Nous pouvons même nous humilier devant eux, car ils sont plus courageux que nous. Albert Camus écrivait en 1958 : « Dans le secret de mon cœur, je ne me sens d’humilité que devant les vies les plus pauvres ou les grandes aventures de l’esprit. » (1,35). Avec tous ceux de son milieu familial et social, Albert Camus jugeait que le courage était « la vertu principale de l’homme » (IV, 841-2). Ayant partagé, dans son enfance, la pauvreté de sa famille, Camus reconnaissait la valeur humaine de ceux qui, avec courage et comme les siens, assumaient les situations difficiles qui étaient les leurs. Après avoir reçu le prix Nobel, qui est la plus haute distinction à laquelle un écrivain puisse prétendre, Camus se disait certain « d’être moins que le plus humble, et rien en tout cas auprès de sa mère », laquelle n’était rien aux yeux du monde (IV, 910). Dans ce texte, la terre algérienne est reconnue également comme sacrée et donc digne de notre respect absolu. En quel sens l’est-elle ? Avant tout en ce sens qu’elle a été pour Camus, ce qu’elle peut être pour d’autres : « La terre du bonheur, de l’énergie et de la création » (IV, 3). Camus a reconnu que, dans son enfance, il avait été élevé dans le spectacle de la beauté qui était sa seule richesse et qu’il avait commencé par la plénitude (cf. III, 609). Cette terre a éveillé en lui, comme elle peut l’éveiller en d’autres, l’amour et l’admiration ainsi que l’énergie. L’énergie, c’est-à-dire le désir et la volonté de faire de sa vie quelque chose de beau qui soit en harmonie avec la beauté de cette terre. (A suivre)

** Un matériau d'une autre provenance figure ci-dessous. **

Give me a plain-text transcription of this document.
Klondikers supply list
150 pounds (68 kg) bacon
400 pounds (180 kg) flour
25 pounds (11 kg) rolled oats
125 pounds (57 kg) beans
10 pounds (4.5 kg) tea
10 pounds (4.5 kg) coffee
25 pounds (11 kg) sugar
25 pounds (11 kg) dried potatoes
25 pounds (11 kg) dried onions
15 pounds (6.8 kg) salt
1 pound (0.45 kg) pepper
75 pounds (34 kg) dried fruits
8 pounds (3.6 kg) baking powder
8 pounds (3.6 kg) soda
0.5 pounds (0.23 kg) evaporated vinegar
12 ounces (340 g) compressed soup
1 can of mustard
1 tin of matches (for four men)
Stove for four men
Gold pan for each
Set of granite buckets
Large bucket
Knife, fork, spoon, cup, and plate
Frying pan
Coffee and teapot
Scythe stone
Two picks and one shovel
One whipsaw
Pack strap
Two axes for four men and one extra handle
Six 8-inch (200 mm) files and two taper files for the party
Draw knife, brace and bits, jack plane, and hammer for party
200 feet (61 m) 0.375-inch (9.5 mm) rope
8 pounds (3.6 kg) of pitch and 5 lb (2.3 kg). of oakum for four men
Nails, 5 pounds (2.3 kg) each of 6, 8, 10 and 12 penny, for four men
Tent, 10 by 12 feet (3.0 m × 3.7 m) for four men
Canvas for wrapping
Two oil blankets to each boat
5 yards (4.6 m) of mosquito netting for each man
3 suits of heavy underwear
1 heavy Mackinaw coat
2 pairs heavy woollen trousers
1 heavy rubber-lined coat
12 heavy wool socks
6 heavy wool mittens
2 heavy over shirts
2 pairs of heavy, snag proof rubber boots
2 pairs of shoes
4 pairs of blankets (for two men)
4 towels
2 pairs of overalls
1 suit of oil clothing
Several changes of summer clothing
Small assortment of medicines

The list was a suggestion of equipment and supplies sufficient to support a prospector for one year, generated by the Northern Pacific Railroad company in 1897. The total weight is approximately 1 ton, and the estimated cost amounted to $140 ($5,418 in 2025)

(*) Conférence à la Maison diocésaine d’Alger, le vendredi 8 janvier 2010 (à l’occasion du cinquantième anniversaire de la mort d’Albert Camus)

Références des citations :

Les sigles, ci-dessous, suivis du numéro de la page de la citation, renvoient aux ouvrages suivants :

1- A. Camus, Œuvres complètes, Gallimard, 2006, Bibliothèque de la Pléiade, tome l, 1931-1944.

II- A. Camus, Œuvres complètes, Gallimard, 2006, ’Bibliothèque de la Pléiade’, tome II, 1944-1948.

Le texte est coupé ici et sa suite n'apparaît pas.